Marica XL y sidosa-seropositiva, aunque muchas veces también
cero positiva. Parafraseando a la tía Susy, yo reivindico mi
derecho… a vivir alegremente mi vida con el bicho, habitar
orgullosa el mismo cuerpo, o como me salga, o como pueda, pero
que otros kioskos enarbolen el discurso de la tristeza infinita y los
cuerpos desapropiados de potencias. Con la misma edad que la
imbécil de la Cirio, soy oriunda de Colón, Bs.

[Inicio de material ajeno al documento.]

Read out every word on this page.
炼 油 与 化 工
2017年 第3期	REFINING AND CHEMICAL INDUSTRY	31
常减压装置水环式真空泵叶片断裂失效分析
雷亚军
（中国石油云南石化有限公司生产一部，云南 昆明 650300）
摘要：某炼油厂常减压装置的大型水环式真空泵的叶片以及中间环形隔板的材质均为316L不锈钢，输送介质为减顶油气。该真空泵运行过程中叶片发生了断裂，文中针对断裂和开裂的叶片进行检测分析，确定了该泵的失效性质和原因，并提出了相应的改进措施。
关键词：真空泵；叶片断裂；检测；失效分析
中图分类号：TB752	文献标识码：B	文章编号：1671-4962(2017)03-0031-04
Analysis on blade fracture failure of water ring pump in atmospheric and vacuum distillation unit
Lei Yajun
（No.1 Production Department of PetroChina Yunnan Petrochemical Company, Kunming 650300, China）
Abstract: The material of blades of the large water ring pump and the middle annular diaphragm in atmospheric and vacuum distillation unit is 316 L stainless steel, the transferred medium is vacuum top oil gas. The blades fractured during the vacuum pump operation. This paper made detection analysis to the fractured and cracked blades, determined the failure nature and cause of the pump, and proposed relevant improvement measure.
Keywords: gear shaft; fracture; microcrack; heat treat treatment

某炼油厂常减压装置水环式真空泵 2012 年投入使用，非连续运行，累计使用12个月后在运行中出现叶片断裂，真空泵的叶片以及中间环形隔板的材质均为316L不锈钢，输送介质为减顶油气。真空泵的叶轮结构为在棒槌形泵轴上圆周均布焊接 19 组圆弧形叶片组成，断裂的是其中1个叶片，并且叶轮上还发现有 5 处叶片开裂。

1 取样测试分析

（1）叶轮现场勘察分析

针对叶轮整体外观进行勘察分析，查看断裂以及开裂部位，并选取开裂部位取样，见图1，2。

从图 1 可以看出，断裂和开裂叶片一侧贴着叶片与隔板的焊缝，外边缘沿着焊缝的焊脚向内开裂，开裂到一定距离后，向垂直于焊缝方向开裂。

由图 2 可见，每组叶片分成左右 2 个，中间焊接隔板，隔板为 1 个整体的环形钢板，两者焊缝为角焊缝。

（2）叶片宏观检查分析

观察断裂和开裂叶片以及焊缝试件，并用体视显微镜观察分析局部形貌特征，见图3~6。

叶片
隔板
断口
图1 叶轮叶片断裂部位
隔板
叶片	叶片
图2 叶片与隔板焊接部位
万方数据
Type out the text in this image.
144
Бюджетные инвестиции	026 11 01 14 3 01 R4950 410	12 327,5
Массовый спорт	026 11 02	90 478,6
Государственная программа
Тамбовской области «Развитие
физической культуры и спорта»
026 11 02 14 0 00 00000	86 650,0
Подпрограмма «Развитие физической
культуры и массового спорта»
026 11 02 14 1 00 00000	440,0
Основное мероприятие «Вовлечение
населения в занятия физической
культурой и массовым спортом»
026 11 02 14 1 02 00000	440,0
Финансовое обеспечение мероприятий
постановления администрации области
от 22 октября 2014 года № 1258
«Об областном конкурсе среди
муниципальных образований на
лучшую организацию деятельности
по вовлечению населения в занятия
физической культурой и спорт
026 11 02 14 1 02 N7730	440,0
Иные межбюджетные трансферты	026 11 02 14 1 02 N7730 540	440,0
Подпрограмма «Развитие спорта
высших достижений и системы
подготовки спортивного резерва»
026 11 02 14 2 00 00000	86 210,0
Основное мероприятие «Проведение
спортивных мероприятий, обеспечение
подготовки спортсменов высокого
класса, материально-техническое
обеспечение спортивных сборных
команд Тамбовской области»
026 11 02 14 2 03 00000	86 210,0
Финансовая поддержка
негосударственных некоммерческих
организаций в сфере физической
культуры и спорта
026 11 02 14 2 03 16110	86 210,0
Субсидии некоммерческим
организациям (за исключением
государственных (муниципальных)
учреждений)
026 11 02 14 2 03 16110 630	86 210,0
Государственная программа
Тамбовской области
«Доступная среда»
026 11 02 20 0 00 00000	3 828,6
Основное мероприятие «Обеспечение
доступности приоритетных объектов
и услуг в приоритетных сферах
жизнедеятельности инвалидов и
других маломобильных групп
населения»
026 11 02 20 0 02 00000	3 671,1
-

As., y, actualmente,
instaladísima en Rosario. Ex troska –y que lindo suena ese ex–
devenida en anarca. Apasionada por el sexo a pelo y el bidetazo,
fan de mi próstata y en ocasiones de la de otrxs, agradecida
enormemente a la medicina que, a través de una amigdalectomía,
me despejó la garganta haciéndola más profunda y más permeable
a la verga. Hija de una obrera textil y portera, que de sexo a pelo
sabe y al menos en 2 ocasiones lo practicó, y de un padre camionero
que bichitos sexuales conoce, pero de ese que te pinta de amarillo.
Estudiante de Licenciatura en Comunicación Social y odiosa de
las instancias en las que tengo que definirme.